Thank you, Madam Chair, and welcome to our committee, Minister Garneau. Thank you for being here today.
Mr. Garneau, I understand that you have just returned from the Great Lakes Economic Forum in Cleveland, Ohio, in your role not only as a minister but as chair of the Cabinet Committee on Canada-U.S. Relations, Trade Diversification and Internal Trade.
The question, and in particular as it relates to today's discussion in respect to the budget, is on how there continue to be investments to strengthen trade corridors domestically here in Canada. Are you continuing to have discussions with our U.S. counterparts to integrate and communicate those domestic trade corridor investments, and also, with that being done and completed, to ensure fluidity and hopefully see that they're also integrating a lot of their trade corridor investments so that movement does flow over the border in a seamless fashion, whether it be by road, by the Great Lakes, by air or by rail?

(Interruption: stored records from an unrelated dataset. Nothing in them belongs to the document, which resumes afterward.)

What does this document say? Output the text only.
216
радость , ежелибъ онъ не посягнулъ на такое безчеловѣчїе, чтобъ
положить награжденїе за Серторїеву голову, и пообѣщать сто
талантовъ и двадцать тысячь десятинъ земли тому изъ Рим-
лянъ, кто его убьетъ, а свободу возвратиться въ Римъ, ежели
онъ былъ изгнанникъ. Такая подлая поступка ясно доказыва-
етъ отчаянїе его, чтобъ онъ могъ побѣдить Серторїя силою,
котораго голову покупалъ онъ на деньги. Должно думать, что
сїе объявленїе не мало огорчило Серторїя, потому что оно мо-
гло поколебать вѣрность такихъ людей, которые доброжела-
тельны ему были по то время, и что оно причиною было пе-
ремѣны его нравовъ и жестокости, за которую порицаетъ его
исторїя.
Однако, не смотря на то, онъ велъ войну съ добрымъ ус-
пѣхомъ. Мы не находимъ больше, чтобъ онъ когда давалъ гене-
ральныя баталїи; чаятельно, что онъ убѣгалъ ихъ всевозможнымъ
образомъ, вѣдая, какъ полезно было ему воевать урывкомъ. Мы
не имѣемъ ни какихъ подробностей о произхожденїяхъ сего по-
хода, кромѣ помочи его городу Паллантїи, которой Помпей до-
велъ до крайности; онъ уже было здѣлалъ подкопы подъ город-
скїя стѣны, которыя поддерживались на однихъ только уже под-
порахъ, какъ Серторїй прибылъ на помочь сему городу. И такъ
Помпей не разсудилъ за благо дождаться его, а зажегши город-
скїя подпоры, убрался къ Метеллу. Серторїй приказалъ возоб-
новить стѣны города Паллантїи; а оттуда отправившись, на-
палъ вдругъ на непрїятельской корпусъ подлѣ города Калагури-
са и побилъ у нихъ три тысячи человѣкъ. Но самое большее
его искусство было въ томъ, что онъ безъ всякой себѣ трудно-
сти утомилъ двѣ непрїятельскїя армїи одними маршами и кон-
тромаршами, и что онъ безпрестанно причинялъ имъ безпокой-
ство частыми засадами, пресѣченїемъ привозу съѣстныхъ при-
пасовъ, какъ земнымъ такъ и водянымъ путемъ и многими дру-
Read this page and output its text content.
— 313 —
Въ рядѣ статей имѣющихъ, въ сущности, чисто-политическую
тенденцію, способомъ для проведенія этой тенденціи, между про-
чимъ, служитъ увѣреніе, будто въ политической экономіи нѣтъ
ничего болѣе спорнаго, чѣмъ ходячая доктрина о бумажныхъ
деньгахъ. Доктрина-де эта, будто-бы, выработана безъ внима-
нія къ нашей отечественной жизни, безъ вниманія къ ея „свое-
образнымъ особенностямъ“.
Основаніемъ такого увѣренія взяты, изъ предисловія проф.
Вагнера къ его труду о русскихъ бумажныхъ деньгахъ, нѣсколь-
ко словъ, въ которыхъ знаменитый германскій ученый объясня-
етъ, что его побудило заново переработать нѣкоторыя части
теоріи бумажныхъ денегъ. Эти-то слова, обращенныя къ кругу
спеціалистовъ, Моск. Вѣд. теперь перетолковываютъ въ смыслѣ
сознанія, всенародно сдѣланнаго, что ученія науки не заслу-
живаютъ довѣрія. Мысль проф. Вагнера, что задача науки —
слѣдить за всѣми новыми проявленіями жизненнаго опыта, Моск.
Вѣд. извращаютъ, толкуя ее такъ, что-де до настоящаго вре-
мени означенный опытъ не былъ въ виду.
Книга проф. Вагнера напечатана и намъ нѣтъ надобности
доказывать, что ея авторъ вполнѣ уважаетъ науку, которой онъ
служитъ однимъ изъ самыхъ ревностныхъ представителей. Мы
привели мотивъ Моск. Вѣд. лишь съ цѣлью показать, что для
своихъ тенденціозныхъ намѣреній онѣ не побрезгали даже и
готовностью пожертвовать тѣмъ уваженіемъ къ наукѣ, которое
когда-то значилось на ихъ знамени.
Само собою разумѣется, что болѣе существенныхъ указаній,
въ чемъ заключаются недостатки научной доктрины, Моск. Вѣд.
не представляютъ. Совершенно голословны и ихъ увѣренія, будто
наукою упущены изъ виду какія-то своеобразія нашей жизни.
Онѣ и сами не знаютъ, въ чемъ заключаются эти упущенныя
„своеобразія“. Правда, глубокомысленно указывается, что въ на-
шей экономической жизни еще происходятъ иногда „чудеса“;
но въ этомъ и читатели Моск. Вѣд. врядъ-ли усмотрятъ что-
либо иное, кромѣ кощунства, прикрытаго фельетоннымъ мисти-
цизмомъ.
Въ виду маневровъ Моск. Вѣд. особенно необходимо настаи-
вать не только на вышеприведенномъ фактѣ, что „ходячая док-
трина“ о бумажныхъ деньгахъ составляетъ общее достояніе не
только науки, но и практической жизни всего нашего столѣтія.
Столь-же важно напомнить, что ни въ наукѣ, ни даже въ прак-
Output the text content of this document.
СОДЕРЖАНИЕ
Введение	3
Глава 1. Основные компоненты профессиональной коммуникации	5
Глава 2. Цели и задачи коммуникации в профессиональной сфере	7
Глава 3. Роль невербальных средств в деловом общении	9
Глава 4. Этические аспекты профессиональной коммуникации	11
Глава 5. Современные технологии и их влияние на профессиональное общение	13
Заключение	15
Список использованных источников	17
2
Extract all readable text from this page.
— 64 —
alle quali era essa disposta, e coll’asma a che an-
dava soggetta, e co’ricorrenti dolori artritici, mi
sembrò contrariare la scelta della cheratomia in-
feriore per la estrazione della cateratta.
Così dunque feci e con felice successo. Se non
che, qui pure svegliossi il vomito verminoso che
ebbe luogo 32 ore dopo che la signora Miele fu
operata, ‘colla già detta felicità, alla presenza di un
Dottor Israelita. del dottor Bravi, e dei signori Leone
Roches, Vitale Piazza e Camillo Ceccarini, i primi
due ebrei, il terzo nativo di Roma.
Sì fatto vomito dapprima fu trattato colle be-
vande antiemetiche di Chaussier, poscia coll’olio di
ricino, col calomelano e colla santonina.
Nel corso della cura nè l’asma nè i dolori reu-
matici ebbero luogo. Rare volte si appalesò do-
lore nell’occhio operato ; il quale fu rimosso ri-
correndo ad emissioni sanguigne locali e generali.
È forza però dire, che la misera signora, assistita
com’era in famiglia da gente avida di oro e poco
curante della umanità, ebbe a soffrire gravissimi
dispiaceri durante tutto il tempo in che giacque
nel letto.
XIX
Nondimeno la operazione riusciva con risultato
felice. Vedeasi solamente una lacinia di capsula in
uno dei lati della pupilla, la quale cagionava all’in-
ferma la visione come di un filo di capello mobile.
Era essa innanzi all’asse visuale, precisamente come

The reason I ask is that in our neck of the woods in Niagara, we see a lot of trade leaving our region and going into the States. Equally as important, if not more important, is that a lot of that trade is going through or coming from Niagara over the border and then going into, for example, the Port of New York, Staten Island, Manhattan or other ports, and then going international.
Therefore, there's the need to have that fluidity, especially when you're going over the border, whether it is road, rail, water or air. Are those discussions happening?